3 Replies Latest reply on Jan 22, 2013 9:56 AM by carlodelmundo

    Outsmarting the OpenCL Compiler on AMD GPUs

    carlodelmundo

      Hi,

       

      I am developing an application on OpenCL on an AMD 6970 using AMDAPPSDK v2.7. 

       

      I need to be able to control the occupancy of workgroups without introducing overhead.  For example, if I declare the following:

       

      __private float occupancy_correction[20];

       

      I want the OpenCL compiler to leave it alone and allocate the necessary registers when the kernel is launched.  I've noticed, however, that since it is dead-code, the compiler will optimize it out.

       

      Is it possible to trick the compiler into unoptimizing the code and using more registers than necessary?

       

      Thanks,

        • Re: Outsmarting the OpenCL Compiler on AMD GPUs
          himanshu.gautam

          You could make the private array as volatile. Compiler will not touch it

           

          But this is not an elegant way to control occupancy. Performance might not be portable across devices.

          Using less private registers is always better, you get more occupancy.

           

          Any specific reasons for using dummy private registers?

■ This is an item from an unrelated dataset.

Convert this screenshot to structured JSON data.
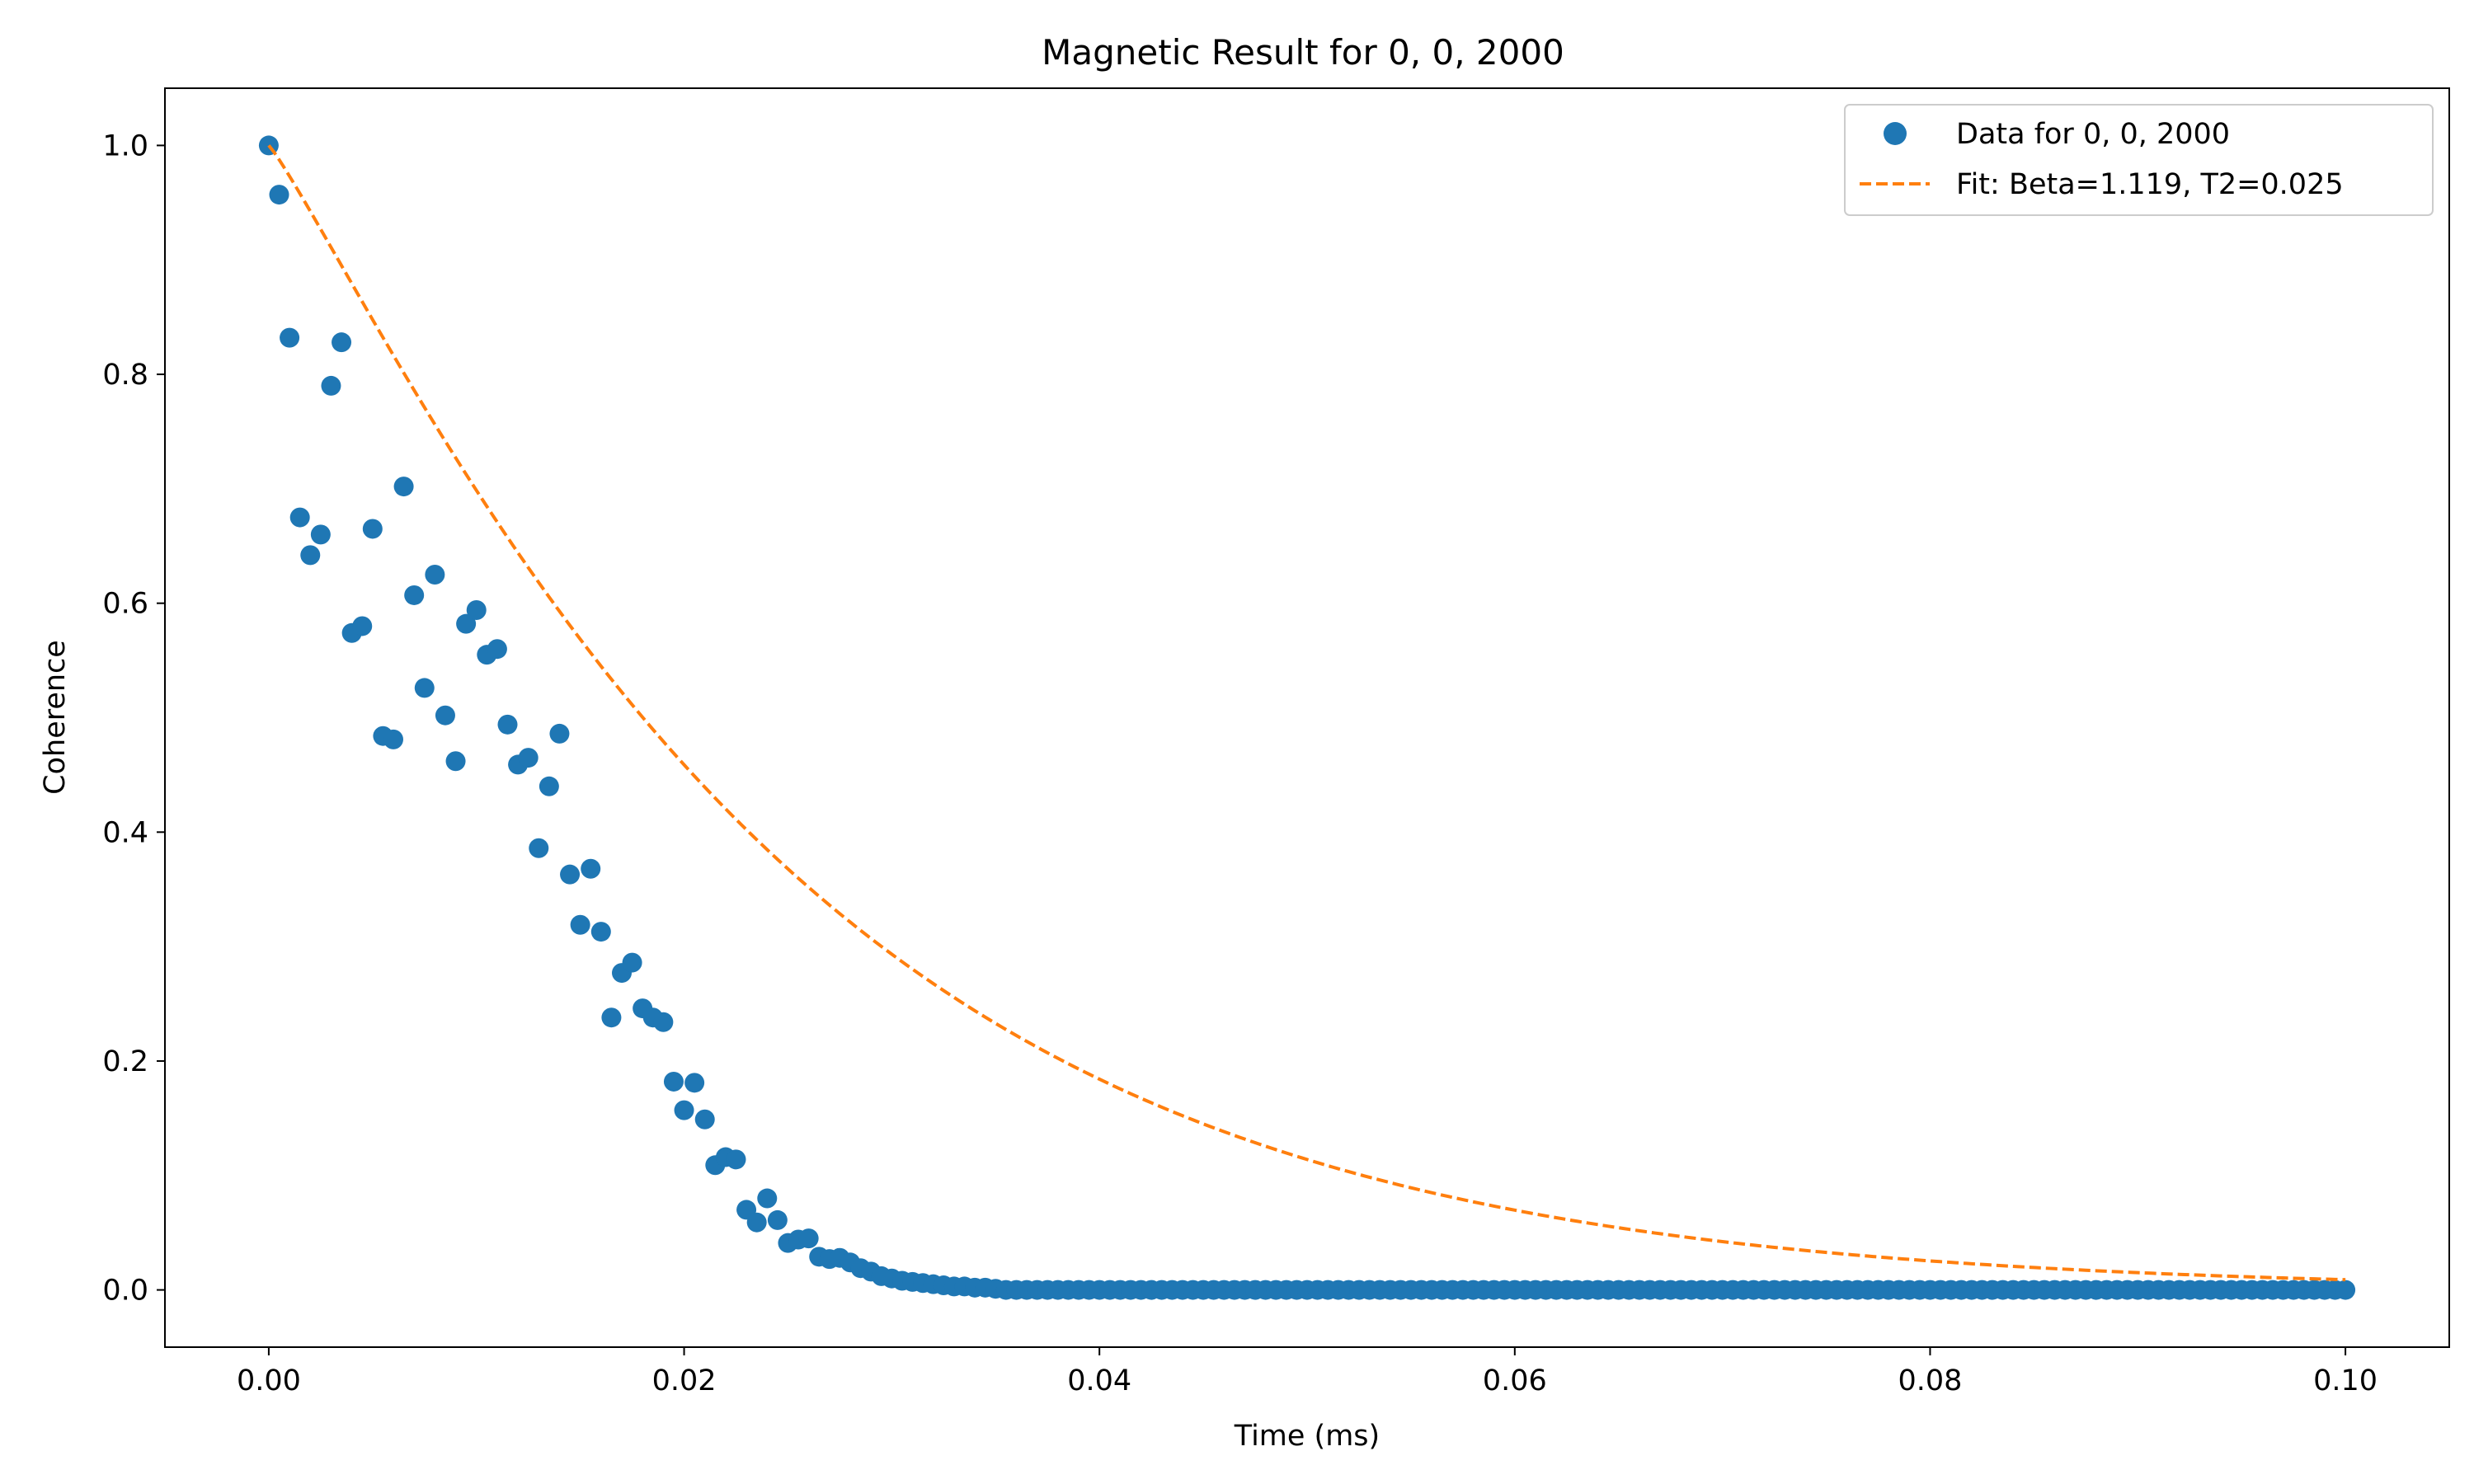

          1 of 1 people found this helpful
            • Re: Outsmarting the OpenCL Compiler on AMD GPUs
              carlodelmundo

              Thanks Himanshu.

               

              The volatile keyword works when I make scalar values into arrays.  e.g.:

               

              float theta = ...

               

              to

               

              volatile float theta[64];

              theta[0] = ...

               

              In the example above, the compiler doesn't optimize out the unused registers which is the behavior I'm looking for. However, this only works for situations when data variables (such as theta) are referenced by the code. 

               

              Dead-code such as the example below:

               

              volatile __private float occupancy_correction[12];

               

              ... is still optimized out by the compiler.  Is there another way to achieve controlled occupancy execution? I'm profiling my kernel code in a set of distinct stages.  The conditions (such as occupancy) of each stage must match the conditions when the full kernel is profiled. 

               

              Thanks